The Department of Primary Industries and Regional Development (DPIRD), Curtin University, Murdoch University and plant breeding company Australian Grain Technologies (AGT) have joined forces for a new research project focusing on the future of narrow-leafed lupins.
The goal is to encourage better resistance by the next generation of the high protein legume, which is widely grown in WA, to key diseases.
The five-year initiative also has investment from the Grains Research and Development Corporation (GRDC).
DPIRD research scientist Geoff Thomas said the research aimed to improve the disease resistance of narrow-leafed lupins, as well as deliver improved varieties for growers.
"The outcomes from this project will be shared with pre-breeders and breeders to reduce the impacts of the diseases phomopsis, cucumber mosaic virus, anthracnose and sclerotinia on the lupin industry," Mr Thomas said.

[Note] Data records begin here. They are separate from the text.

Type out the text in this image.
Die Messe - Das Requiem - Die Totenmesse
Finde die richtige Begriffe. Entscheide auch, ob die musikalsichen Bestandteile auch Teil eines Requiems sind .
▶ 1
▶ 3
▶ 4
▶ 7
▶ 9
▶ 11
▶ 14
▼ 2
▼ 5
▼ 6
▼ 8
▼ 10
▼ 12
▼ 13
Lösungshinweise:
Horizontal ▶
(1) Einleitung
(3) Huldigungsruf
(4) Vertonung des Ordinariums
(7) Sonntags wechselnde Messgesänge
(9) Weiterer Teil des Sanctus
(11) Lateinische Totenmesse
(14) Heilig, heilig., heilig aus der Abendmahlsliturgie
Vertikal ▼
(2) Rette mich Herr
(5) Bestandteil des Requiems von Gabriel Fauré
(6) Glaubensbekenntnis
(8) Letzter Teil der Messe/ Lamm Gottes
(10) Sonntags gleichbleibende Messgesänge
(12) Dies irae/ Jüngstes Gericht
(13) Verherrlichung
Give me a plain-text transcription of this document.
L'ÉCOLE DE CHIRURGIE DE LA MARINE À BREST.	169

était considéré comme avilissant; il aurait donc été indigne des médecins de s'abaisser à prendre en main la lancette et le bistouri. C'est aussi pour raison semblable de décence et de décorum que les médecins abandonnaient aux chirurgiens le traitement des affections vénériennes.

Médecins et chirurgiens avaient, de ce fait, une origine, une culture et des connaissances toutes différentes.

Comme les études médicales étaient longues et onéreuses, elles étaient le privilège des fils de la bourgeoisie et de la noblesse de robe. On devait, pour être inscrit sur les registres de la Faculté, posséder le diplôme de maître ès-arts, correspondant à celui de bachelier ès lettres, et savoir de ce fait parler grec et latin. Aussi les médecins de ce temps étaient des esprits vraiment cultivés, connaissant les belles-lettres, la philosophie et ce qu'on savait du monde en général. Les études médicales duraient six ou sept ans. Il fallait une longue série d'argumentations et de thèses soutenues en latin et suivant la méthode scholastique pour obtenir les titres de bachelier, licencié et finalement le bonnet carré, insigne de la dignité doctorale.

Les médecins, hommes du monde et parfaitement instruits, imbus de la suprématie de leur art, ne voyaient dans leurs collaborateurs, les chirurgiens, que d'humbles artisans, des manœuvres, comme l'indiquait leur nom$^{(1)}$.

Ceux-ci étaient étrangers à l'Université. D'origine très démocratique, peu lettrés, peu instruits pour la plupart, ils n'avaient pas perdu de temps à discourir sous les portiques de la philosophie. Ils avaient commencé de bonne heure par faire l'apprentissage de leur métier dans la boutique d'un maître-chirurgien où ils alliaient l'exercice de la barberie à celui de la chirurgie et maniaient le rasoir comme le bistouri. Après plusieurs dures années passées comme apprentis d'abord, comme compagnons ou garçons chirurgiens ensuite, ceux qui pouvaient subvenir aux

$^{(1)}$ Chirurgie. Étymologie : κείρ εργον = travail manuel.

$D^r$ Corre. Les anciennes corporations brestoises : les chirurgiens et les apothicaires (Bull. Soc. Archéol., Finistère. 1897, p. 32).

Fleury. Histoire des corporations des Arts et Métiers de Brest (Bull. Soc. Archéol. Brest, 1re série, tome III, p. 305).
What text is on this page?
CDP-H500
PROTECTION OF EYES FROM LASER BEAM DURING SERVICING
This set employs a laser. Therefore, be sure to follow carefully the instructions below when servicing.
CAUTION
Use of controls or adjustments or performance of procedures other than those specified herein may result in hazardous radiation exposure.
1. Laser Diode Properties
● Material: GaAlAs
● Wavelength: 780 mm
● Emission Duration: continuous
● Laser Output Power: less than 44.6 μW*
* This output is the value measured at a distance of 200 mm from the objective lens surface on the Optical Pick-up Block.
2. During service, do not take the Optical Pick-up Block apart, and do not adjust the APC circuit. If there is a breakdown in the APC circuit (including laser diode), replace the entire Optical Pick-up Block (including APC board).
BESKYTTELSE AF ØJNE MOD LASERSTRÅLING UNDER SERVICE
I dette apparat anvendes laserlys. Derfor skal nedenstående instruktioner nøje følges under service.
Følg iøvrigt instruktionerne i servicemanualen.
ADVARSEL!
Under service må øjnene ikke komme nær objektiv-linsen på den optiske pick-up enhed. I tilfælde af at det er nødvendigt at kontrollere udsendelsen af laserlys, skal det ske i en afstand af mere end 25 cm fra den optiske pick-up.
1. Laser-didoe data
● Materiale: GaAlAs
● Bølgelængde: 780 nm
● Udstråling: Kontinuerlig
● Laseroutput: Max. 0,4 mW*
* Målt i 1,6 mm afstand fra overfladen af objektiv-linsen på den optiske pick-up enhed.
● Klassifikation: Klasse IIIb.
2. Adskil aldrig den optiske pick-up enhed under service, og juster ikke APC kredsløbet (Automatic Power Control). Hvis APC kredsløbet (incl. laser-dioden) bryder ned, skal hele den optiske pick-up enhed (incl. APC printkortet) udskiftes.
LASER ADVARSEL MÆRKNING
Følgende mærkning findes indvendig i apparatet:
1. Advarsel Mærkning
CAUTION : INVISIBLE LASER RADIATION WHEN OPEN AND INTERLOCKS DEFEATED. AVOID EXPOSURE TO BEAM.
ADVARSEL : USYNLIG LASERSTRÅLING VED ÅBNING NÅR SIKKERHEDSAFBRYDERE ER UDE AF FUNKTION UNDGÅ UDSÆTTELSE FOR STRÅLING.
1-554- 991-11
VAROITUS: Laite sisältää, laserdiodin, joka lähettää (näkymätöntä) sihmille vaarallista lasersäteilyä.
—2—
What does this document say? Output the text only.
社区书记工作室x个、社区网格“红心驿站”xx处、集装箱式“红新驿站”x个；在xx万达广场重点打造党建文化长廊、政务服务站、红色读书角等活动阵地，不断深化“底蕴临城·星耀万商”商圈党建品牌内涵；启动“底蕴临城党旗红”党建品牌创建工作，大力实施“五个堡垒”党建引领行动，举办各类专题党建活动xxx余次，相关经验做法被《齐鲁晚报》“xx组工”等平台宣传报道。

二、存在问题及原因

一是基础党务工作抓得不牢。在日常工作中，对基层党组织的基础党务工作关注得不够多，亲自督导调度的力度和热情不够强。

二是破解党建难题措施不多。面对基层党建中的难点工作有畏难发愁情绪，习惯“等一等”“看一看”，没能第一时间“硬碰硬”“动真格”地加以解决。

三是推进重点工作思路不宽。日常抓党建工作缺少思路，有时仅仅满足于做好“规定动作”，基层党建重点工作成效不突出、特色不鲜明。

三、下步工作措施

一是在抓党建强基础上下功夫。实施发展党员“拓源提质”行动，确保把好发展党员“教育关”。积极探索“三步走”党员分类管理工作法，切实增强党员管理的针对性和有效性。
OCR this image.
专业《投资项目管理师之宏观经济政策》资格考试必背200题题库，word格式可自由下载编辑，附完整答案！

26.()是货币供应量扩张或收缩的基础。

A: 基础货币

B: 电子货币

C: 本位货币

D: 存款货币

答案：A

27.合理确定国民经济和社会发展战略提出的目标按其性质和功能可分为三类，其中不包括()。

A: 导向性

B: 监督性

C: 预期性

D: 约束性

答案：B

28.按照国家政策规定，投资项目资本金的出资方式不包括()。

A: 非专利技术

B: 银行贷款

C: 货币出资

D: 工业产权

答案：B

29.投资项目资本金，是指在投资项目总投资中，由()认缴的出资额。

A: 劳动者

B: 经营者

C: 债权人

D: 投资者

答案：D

"Better disease resistance will reduce potential crop losses, improve grain quality and ultimately improve productivity and the economics of lupin production."
GRDC genetic technologies manager Camilla Hill emphasised that the project's goal was to significantly slash the impact of these diseases on the narrow-leafed lupin industry.
"Lupins are a vital component of WA's agricultural landscape and can thrive in poor soils where most other legumes struggle to grow," Ms Hill said.